WP back CT Stadium to host Sevens

Date published: March 21 2015

The Western Province Rugby Football Union (WPRFU) says it is not upset by Cape Town Stadium’s selection as the venue for the South African leg of the World Sevens Series.

Cape Town Stadium was announced as the host venue for the tournament, which took place in Port Elizabeth from 2011 to 2014, on Friday.

The WPRFU and the City of Cape Town have previously clashed about rugby matches being hosted at the Green Point venue, which the City owns, instead of Newlands, which the union owns.

In 2011, the Union objected to the City hosting a Heineken Cup match between English club Saracens and French side Biarritz, which resulted in the match being played in London instead.

Thelo Wakfield, president of the WPRFU, said the union was a key player in the Stadium’s selection this time.

“We initiated the move," he revealed.

"We recommended Cape Town Stadium. Right from the start, we were instrumental in having the tournament at the Cape Town Stadium and there is a very good reason for that.

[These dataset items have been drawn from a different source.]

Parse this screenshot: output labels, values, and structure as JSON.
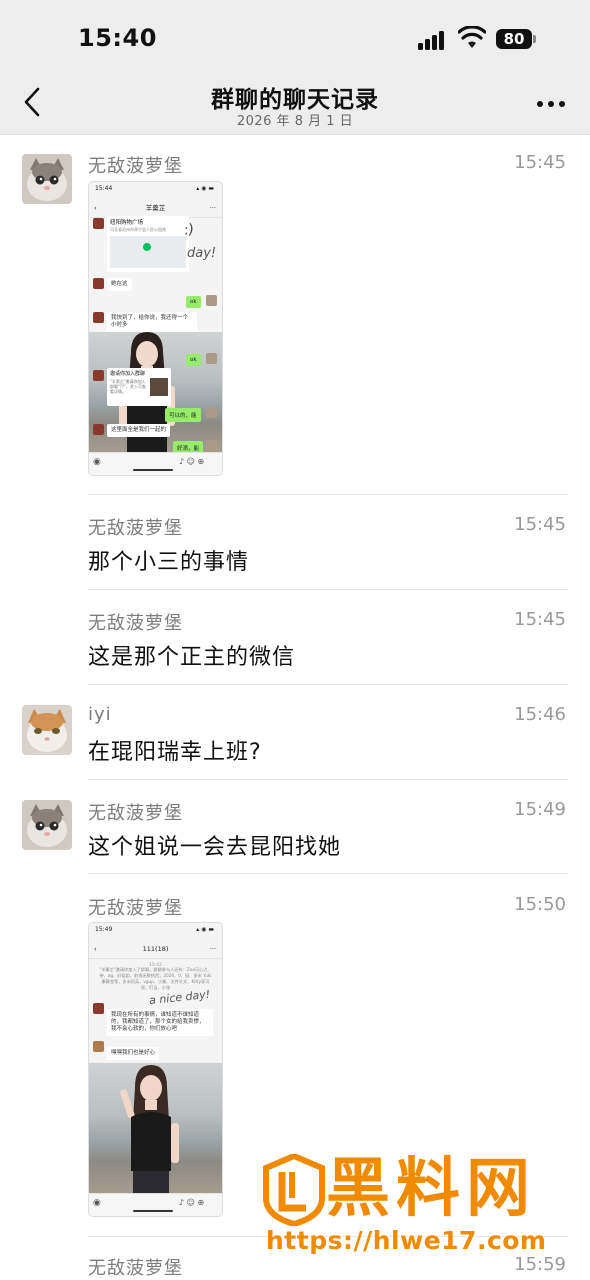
{
  "status_bar": {
    "time": "15:40",
    "battery": "80"
  },
  "nav": {
    "title": "群聊的聊天记录",
    "subtitle": "2026 年 8 月 1 日"
  },
  "messages": [
    {
      "sender": "无敌菠萝堡",
      "time": "15:45",
      "type": "image",
      "avatar": "kitten-gray"
    },
    {
      "sender": "无敌菠萝堡",
      "time": "15:45",
      "type": "text",
      "text": "那个小三的事情"
    },
    {
      "sender": "无敌菠萝堡",
      "time": "15:45",
      "type": "text",
      "text": "这是那个正主的微信"
    },
    {
      "sender": "iyi",
      "time": "15:46",
      "type": "text",
      "text": "在琨阳瑞幸上班?",
      "avatar": "kitten-orange"
    },
    {
      "sender": "无敌菠萝堡",
      "time": "15:49",
      "type": "text",
      "text": "这个姐说一会去昆阳找她",
      "avatar": "kitten-gray"
    },
    {
      "sender": "无敌菠萝堡",
      "time": "15:50",
      "type": "image"
    },
    {
      "sender": "无敌菠萝堡",
      "time": "15:59",
      "type": "text"
    }
  ],
  "thumb1": {
    "status_time": "15:44",
    "title": "羊羹芷",
    "loc_name": "纽阳购物广场",
    "loc_addr": "河北省沧州市肃宁县人民公园南",
    "msg_here": "她在这",
    "ok1": "ok",
    "msg_arrive": "我快到了，给你说，我还得一个小时多",
    "ok2": "ok",
    "invite_title": "邀请你加入群聊",
    "invite_body": "\"羊羹芷\"邀请你加入群聊\"??\"，进入可查看详情。",
    "green1": "可以的，能",
    "msg_all": "这里面全是我们一起的",
    "green2": "好滴，能"
  },
  "thumb2": {
    "status_time": "15:49",
    "title": "111(18)",
    "ts": "15:42",
    "sys": "\"羊羹芷\"邀请你加入了群聊，群聊参与人还有：Zoe可心之、带、ag、好姐姐，前排无数热烈，2026，0、挺、多米 Yuki 康静宜等，多米阿英，vgup、小美、文件头文、Kitty家可欣、叮当，小张",
    "msg1": "我现在所有的事情，谁知道不谁知道的，我都知道了，那个女的给我卖惨，我不会心软的，你们放心吧",
    "msg2": "嘿嘿我们也是好心"
  },
  "watermark": {
    "brand": "黑料网",
    "url": "https://hlwe17.com"
  },
  "colors": {
    "orange": "#f08a00",
    "wechat_green": "#95ec69",
    "bar_bg": "#ededed"
  }
}
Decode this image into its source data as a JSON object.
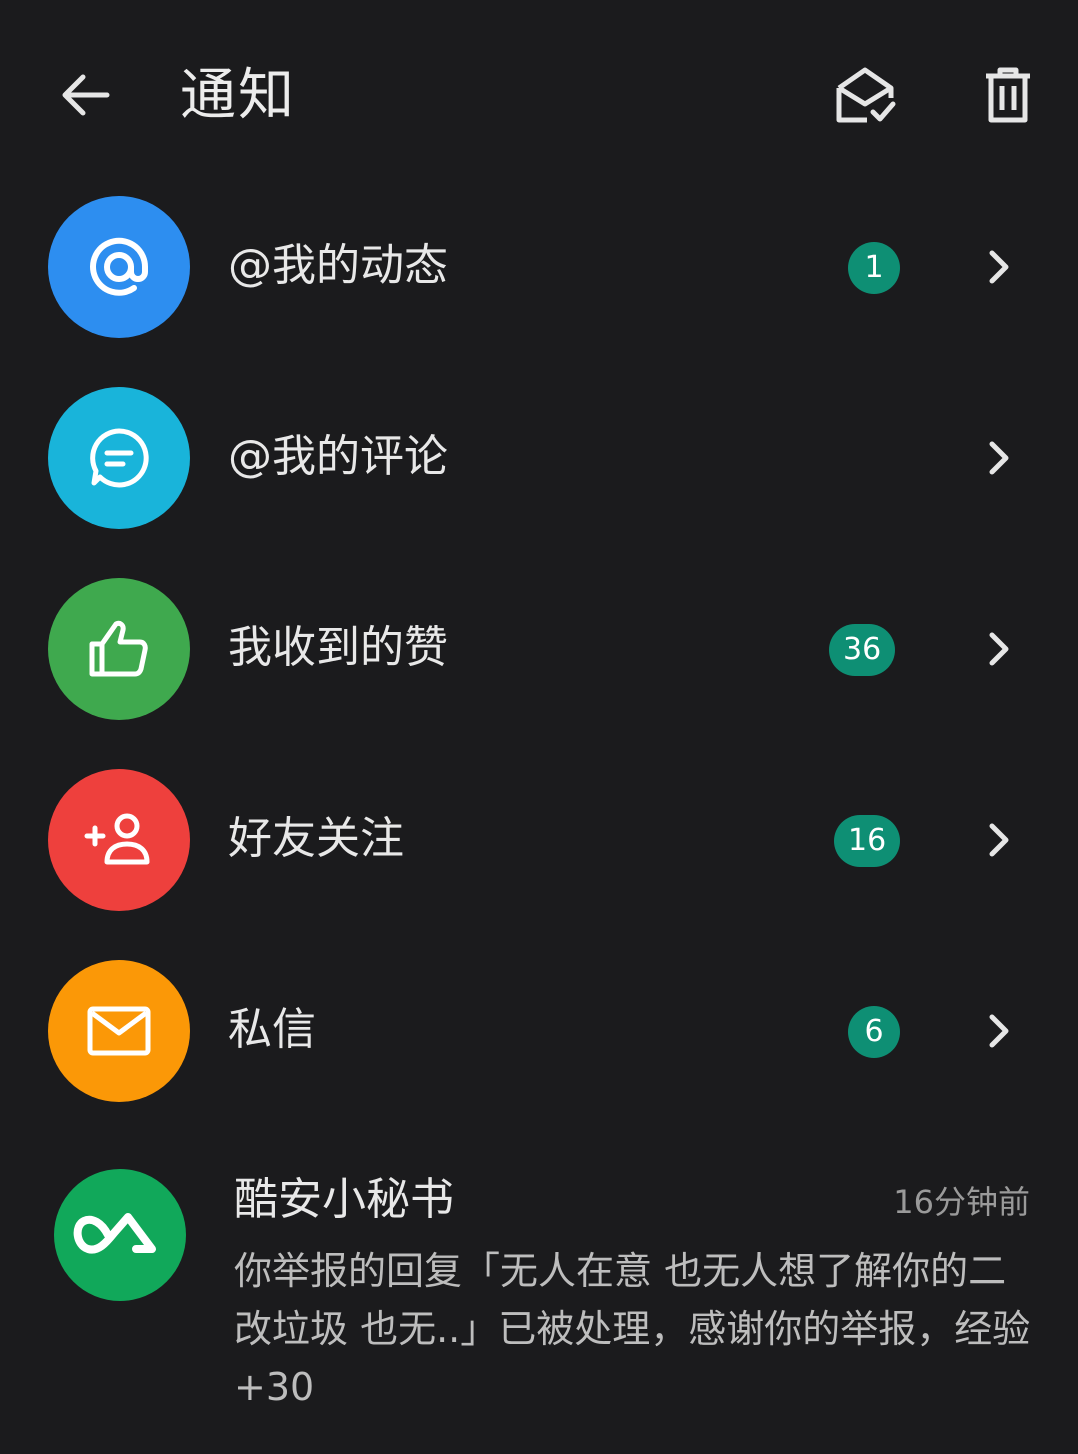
{
  "header": {
    "title": "通知",
    "icons": {
      "back": "arrow-left-icon",
      "mark_read": "envelope-open-check-icon",
      "delete": "trash-icon"
    }
  },
  "items": [
    {
      "label": "@我的动态",
      "badge": "1",
      "icon": "at-icon",
      "color": "#2d8ef0"
    },
    {
      "label": "@我的评论",
      "badge": "",
      "icon": "comment-icon",
      "color": "#19b4da"
    },
    {
      "label": "我收到的赞",
      "badge": "36",
      "icon": "thumbs-up-icon",
      "color": "#3fa94e"
    },
    {
      "label": "好友关注",
      "badge": "16",
      "icon": "add-user-icon",
      "color": "#ee403d"
    },
    {
      "label": "私信",
      "badge": "6",
      "icon": "mail-icon",
      "color": "#fb9807"
    }
  ],
  "system_message": {
    "name": "酷安小秘书",
    "time": "16分钟前",
    "text": "你举报的回复「无人在意 也无人想了解你的二改垃圾 也无..」已被处理，感谢你的举报，经验+30",
    "icon": "coolapk-logo-icon",
    "color": "#11a85a"
  },
  "colors": {
    "background": "#1b1b1d",
    "badge": "#0e8f74"
  }
}
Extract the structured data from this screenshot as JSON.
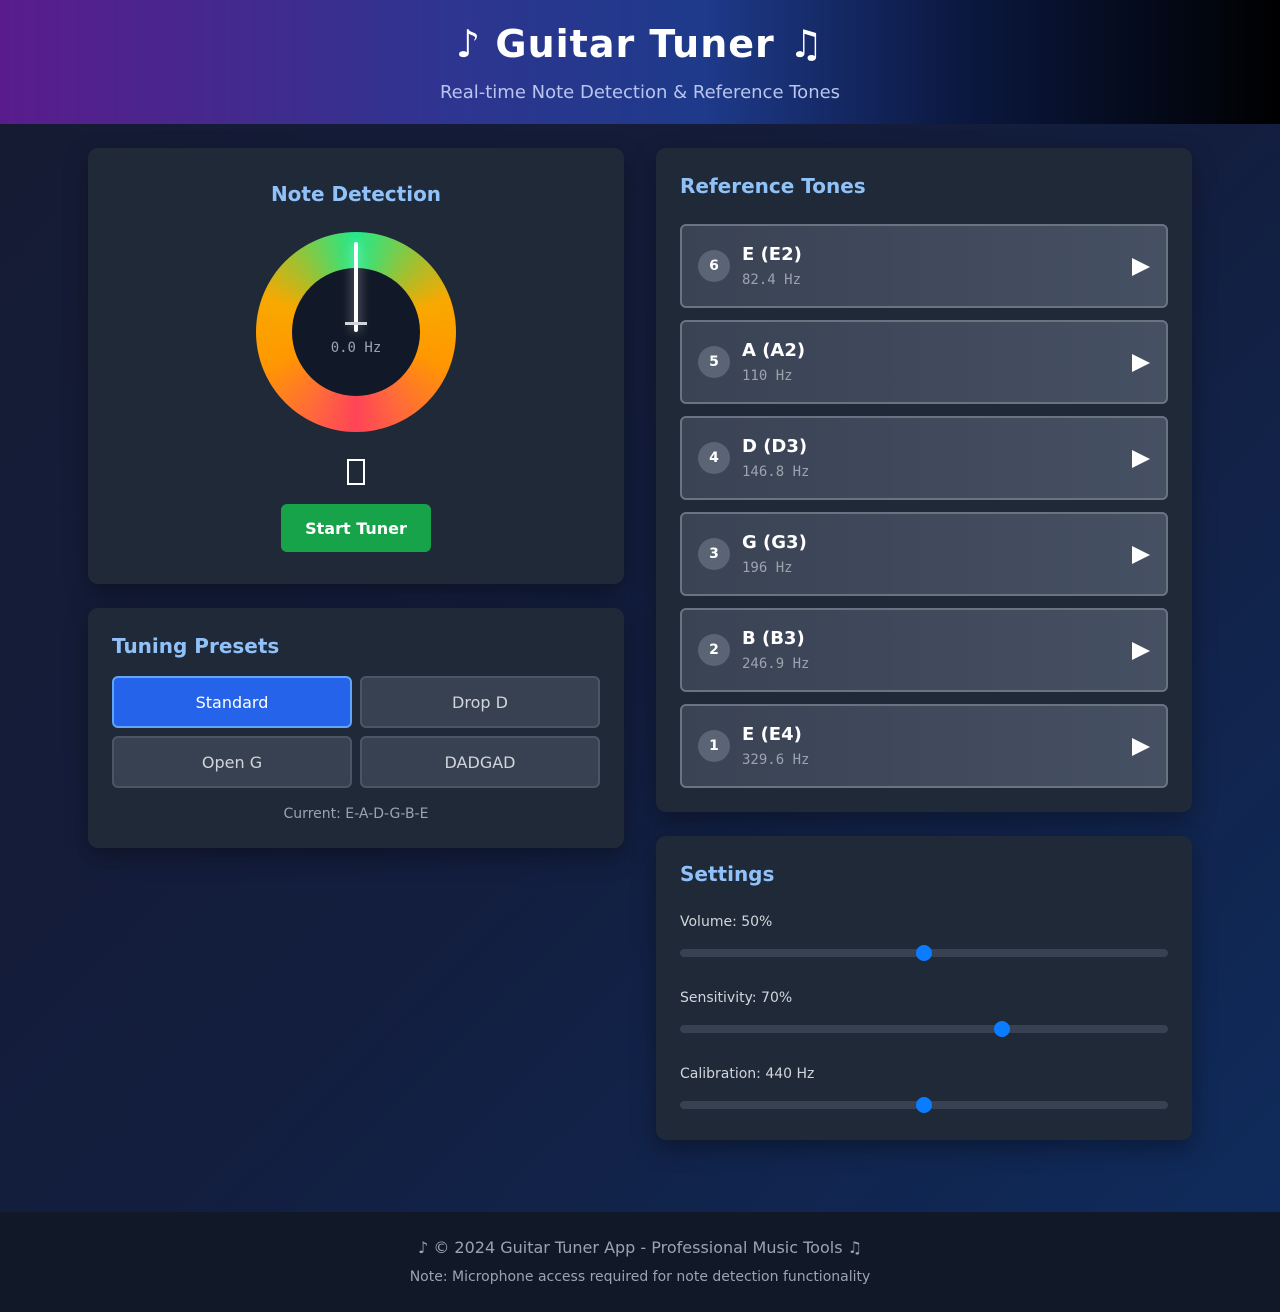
{
  "header": {
    "title": "♪ Guitar Tuner ♫",
    "subtitle": "Real-time Note Detection & Reference Tones"
  },
  "note_detection": {
    "title": "Note Detection",
    "frequency": "0.0 Hz",
    "mic_icon": "microphone-icon",
    "start_button": "Start Tuner",
    "start_color": "#16a34a"
  },
  "presets": {
    "title": "Tuning Presets",
    "items": [
      "Standard",
      "Drop D",
      "Open G",
      "DADGAD"
    ],
    "selected": "Standard",
    "current": "Current: E-A-D-G-B-E"
  },
  "reference_tones": {
    "title": "Reference Tones",
    "play_icon": "play-icon",
    "strings": [
      {
        "number": "6",
        "note": "E (E2)",
        "hz": "82.4 Hz"
      },
      {
        "number": "5",
        "note": "A (A2)",
        "hz": "110 Hz"
      },
      {
        "number": "4",
        "note": "D (D3)",
        "hz": "146.8 Hz"
      },
      {
        "number": "3",
        "note": "G (G3)",
        "hz": "196 Hz"
      },
      {
        "number": "2",
        "note": "B (B3)",
        "hz": "246.9 Hz"
      },
      {
        "number": "1",
        "note": "E (E4)",
        "hz": "329.6 Hz"
      }
    ]
  },
  "settings": {
    "title": "Settings",
    "volume": {
      "label": "Volume: 50%",
      "value": 0.5
    },
    "sensitivity": {
      "label": "Sensitivity: 70%",
      "value": 0.66
    },
    "calibration": {
      "label": "Calibration: 440 Hz",
      "value": 0.5
    },
    "accent": "#0a7cff"
  },
  "footer": {
    "line1": "♪ © 2024 Guitar Tuner App - Professional Music Tools ♫",
    "line2": "Note: Microphone access required for note detection functionality"
  }
}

“The stadium has a lot more facilities logistically. There is Hamiltons rugby club and other open spaces nearby when teams can warm up.

“We wanted to create a festival atmosphere. We came together and as collective we decided to recommend to SARU that the games take place at Cape Town Stadium.”

The City and WPFRU spent over a year locked in negotiations to have the Stormers and Western Province move from Newlands to Cape Town Stadium, only for the union to announce in December 2014 that it would be staying at its traditional home – much to the delight of sports betting purists.

At the time, Wakefield stated that it would not be open to negotiations with the City for the foreseeable future. However, Patricia de Lille, Cape Town’s mayor, said she still hoped the move was possible.

“We are still saddened by the fact that the Western Province Rugby Union has decided not to make the stadium their own, but I can assure you that we have not given up hope and we are keeping the door open,” she said.

“In the meantime, we have always had plan B to commercialize the stadium and bring in other events and ensure we break even in terms of the operation costs.

"This event is helping us with that and we will continue talking to Western Province.”

De Lille also denied that the WPRFU played an integral role in seeing the Sevens World Series rights awarded to Cape Town Stadium, saying that the union was “indirectly involved” as a Saru affiliate.